4.将来の約束をした恋人に振られた友人の心中を思うと、かける言葉が見つかりません。
5.カウンセリングでは、周囲の人には言えない苦悩や心中を明かすことが出来ました。
6.テレビで芸能人の不倫騒動の話題をやっていると、もしかしたら妻から自身の不倫を感づかれるのではないかと心中穏やかではいられなかった。
7.ご家庭や大黒柱を失われた家族の皆様の悲しみは、心中を察するに余りあるものがあります。謹んでお悔やみ申し上げます。
8.今まで心を開いてくれなかった下の娘が、被災生活をきっかけにその心中を明かしてくれたことが、わたしは何よりうれしかったのだ。
9.こんなことをいうと通俗的だと言われるかもしれないが、わたしは親になってはじめて自分の両親の心中がわかった気がしたのだ。
10.あの時は、人生に絶望しているからと言って無理心中なんて早まったことはしてはいけないよと知らないおばさんが引き留めてくれたのだ。

この言葉がよく使われる場面としては、心のうち、心の底を表現したい時などが挙げられます。

例文1のように、「心中お察しします」「心中お察し致します」という言葉は、葬式の場や弔電のお悔やみの言葉で使われることが多くあります。例文3の「心中を察するに余りある」とは、困難にある人の気持ちの程度が、簡単には想像できないほど甚だしいだろうことを表現しています。

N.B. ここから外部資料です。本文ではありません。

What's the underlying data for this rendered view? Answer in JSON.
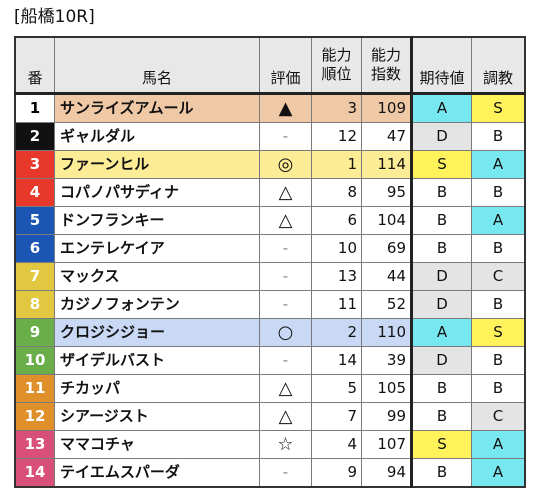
{
  "title": "[船橋10R]",
  "headers": {
    "num": "番",
    "name": "馬名",
    "eval": "評価",
    "rank_l1": "能力",
    "rank_l2": "順位",
    "idx_l1": "能力",
    "idx_l2": "指数",
    "expect": "期待値",
    "training": "調教"
  },
  "colors": {
    "highlight_orange": "#efc9a6",
    "highlight_yellow": "#fdec96",
    "highlight_blue": "#c9d8f4",
    "grade_cyan": "#78e8f0",
    "grade_yellow": "#fff25a",
    "grade_gray": "#e4e4e4",
    "header_gray": "#e8e8e8"
  },
  "rows": [
    {
      "num": "1",
      "name": "サンライズアムール",
      "eval": "▲",
      "rank": "3",
      "index": "109",
      "expect": "A",
      "training": "S",
      "num_bg": "#ffffff",
      "num_color": "#000000",
      "row_bg": "#efc9a6",
      "expect_bg": "#78e8f0",
      "training_bg": "#fff25a"
    },
    {
      "num": "2",
      "name": "ギャルダル",
      "eval": "-",
      "rank": "12",
      "index": "47",
      "expect": "D",
      "training": "B",
      "num_bg": "#111111",
      "num_color": "#ffffff",
      "row_bg": "#ffffff",
      "expect_bg": "#e4e4e4",
      "training_bg": "#ffffff"
    },
    {
      "num": "3",
      "name": "ファーンヒル",
      "eval": "◎",
      "rank": "1",
      "index": "114",
      "expect": "S",
      "training": "A",
      "num_bg": "#e8372b",
      "num_color": "#ffffff",
      "row_bg": "#fdec96",
      "expect_bg": "#fff25a",
      "training_bg": "#78e8f0"
    },
    {
      "num": "4",
      "name": "コパノパサディナ",
      "eval": "△",
      "rank": "8",
      "index": "95",
      "expect": "B",
      "training": "B",
      "num_bg": "#e8372b",
      "num_color": "#ffffff",
      "row_bg": "#ffffff",
      "expect_bg": "#ffffff",
      "training_bg": "#ffffff"
    },
    {
      "num": "5",
      "name": "ドンフランキー",
      "eval": "△",
      "rank": "6",
      "index": "104",
      "expect": "B",
      "training": "A",
      "num_bg": "#1c56b5",
      "num_color": "#ffffff",
      "row_bg": "#ffffff",
      "expect_bg": "#ffffff",
      "training_bg": "#78e8f0"
    },
    {
      "num": "6",
      "name": "エンテレケイア",
      "eval": "-",
      "rank": "10",
      "index": "69",
      "expect": "B",
      "training": "B",
      "num_bg": "#1c56b5",
      "num_color": "#ffffff",
      "row_bg": "#ffffff",
      "expect_bg": "#ffffff",
      "training_bg": "#ffffff"
    },
    {
      "num": "7",
      "name": "マックス",
      "eval": "-",
      "rank": "13",
      "index": "44",
      "expect": "D",
      "training": "C",
      "num_bg": "#e2c840",
      "num_color": "#ffffff",
      "row_bg": "#ffffff",
      "expect_bg": "#e4e4e4",
      "training_bg": "#e4e4e4"
    },
    {
      "num": "8",
      "name": "カジノフォンテン",
      "eval": "-",
      "rank": "11",
      "index": "52",
      "expect": "D",
      "training": "B",
      "num_bg": "#e2c840",
      "num_color": "#ffffff",
      "row_bg": "#ffffff",
      "expect_bg": "#e4e4e4",
      "training_bg": "#ffffff"
    },
    {
      "num": "9",
      "name": "クロジシジョー",
      "eval": "○",
      "rank": "2",
      "index": "110",
      "expect": "A",
      "training": "S",
      "num_bg": "#6aae4a",
      "num_color": "#ffffff",
      "row_bg": "#c9d8f4",
      "expect_bg": "#78e8f0",
      "training_bg": "#fff25a"
    },
    {
      "num": "10",
      "name": "ザイデルバスト",
      "eval": "-",
      "rank": "14",
      "index": "39",
      "expect": "D",
      "training": "B",
      "num_bg": "#6aae4a",
      "num_color": "#ffffff",
      "row_bg": "#ffffff",
      "expect_bg": "#e4e4e4",
      "training_bg": "#ffffff"
    },
    {
      "num": "11",
      "name": "チカッパ",
      "eval": "△",
      "rank": "5",
      "index": "105",
      "expect": "B",
      "training": "B",
      "num_bg": "#e0902a",
      "num_color": "#ffffff",
      "row_bg": "#ffffff",
      "expect_bg": "#ffffff",
      "training_bg": "#ffffff"
    },
    {
      "num": "12",
      "name": "シアージスト",
      "eval": "△",
      "rank": "7",
      "index": "99",
      "expect": "B",
      "training": "C",
      "num_bg": "#e0902a",
      "num_color": "#ffffff",
      "row_bg": "#ffffff",
      "expect_bg": "#ffffff",
      "training_bg": "#e4e4e4"
    },
    {
      "num": "13",
      "name": "ママコチャ",
      "eval": "☆",
      "rank": "4",
      "index": "107",
      "expect": "S",
      "training": "A",
      "num_bg": "#d8507a",
      "num_color": "#ffffff",
      "row_bg": "#ffffff",
      "expect_bg": "#fff25a",
      "training_bg": "#78e8f0"
    },
    {
      "num": "14",
      "name": "テイエムスパーダ",
      "eval": "-",
      "rank": "9",
      "index": "94",
      "expect": "B",
      "training": "A",
      "num_bg": "#d8507a",
      "num_color": "#ffffff",
      "row_bg": "#ffffff",
      "expect_bg": "#ffffff",
      "training_bg": "#78e8f0"
    }
  ]
}
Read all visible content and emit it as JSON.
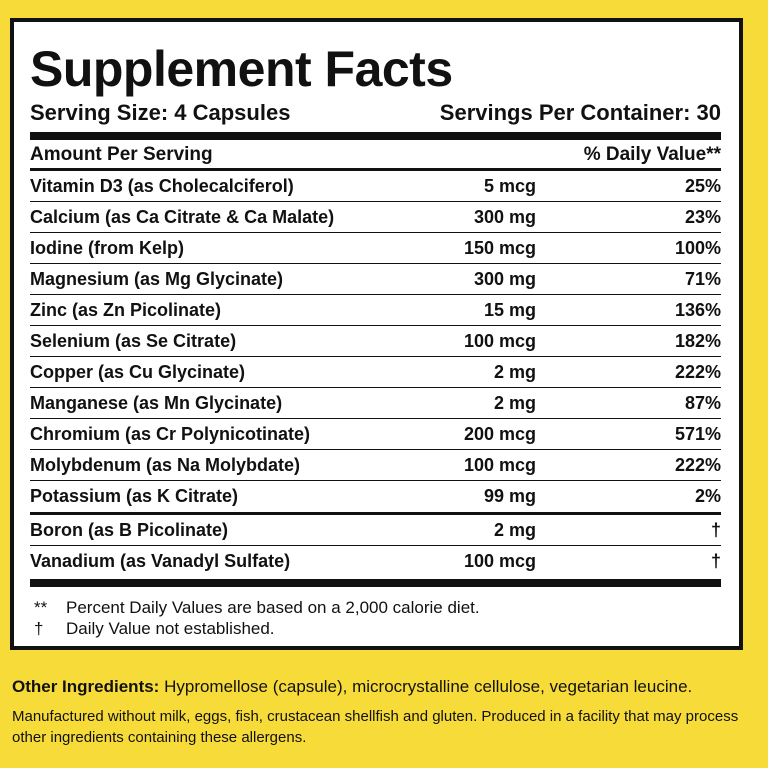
{
  "title": "Supplement Facts",
  "serving_size": "Serving Size: 4 Capsules",
  "servings_per_container": "Servings Per Container: 30",
  "header": {
    "amount_per_serving": "Amount Per Serving",
    "daily_value": "% Daily Value**"
  },
  "nutrients": [
    {
      "name": "Vitamin D3 (as Cholecalciferol)",
      "amount": "5 mcg",
      "dv": "25%"
    },
    {
      "name": "Calcium (as Ca Citrate & Ca Malate)",
      "amount": "300 mg",
      "dv": "23%"
    },
    {
      "name": "Iodine (from Kelp)",
      "amount": "150 mcg",
      "dv": "100%"
    },
    {
      "name": "Magnesium (as Mg Glycinate)",
      "amount": "300 mg",
      "dv": "71%"
    },
    {
      "name": "Zinc (as Zn Picolinate)",
      "amount": "15 mg",
      "dv": "136%"
    },
    {
      "name": "Selenium (as Se Citrate)",
      "amount": "100 mcg",
      "dv": "182%"
    },
    {
      "name": "Copper (as Cu Glycinate)",
      "amount": "2 mg",
      "dv": "222%"
    },
    {
      "name": "Manganese (as Mn Glycinate)",
      "amount": "2 mg",
      "dv": "87%"
    },
    {
      "name": "Chromium (as Cr Polynicotinate)",
      "amount": "200 mcg",
      "dv": "571%"
    },
    {
      "name": "Molybdenum (as Na Molybdate)",
      "amount": "100 mcg",
      "dv": "222%"
    },
    {
      "name": "Potassium (as K Citrate)",
      "amount": "99 mg",
      "dv": "2%"
    }
  ],
  "other_nutrients": [
    {
      "name": "Boron (as B Picolinate)",
      "amount": "2 mg",
      "dv": "†"
    },
    {
      "name": "Vanadium (as Vanadyl Sulfate)",
      "amount": "100 mcg",
      "dv": "†"
    }
  ],
  "footnotes": [
    {
      "symbol": "**",
      "text": "Percent Daily Values are based on a 2,000 calorie diet."
    },
    {
      "symbol": "†",
      "text": "Daily Value not established."
    }
  ],
  "other_ingredients": {
    "label": "Other Ingredients:",
    "text": " Hypromellose (capsule), microcrystalline cellulose, vegetarian leucine."
  },
  "manufacturing_note": "Manufactured without milk, eggs, fish, crustacean shellfish and gluten. Produced in a facility that may process other ingredients containing these allergens."
}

上記の例文の「心中」は「胸中」と置き換えることができます。

胸中と心中という言葉は、思いや考えどちらも心にある思いや考えを表します。この意味では、どちらの言葉を使っても構いません。ただし、心中を「しんじゅう」と読む場合には、一緒に死ぬことという全く別の意味になることを覚えておきましょう。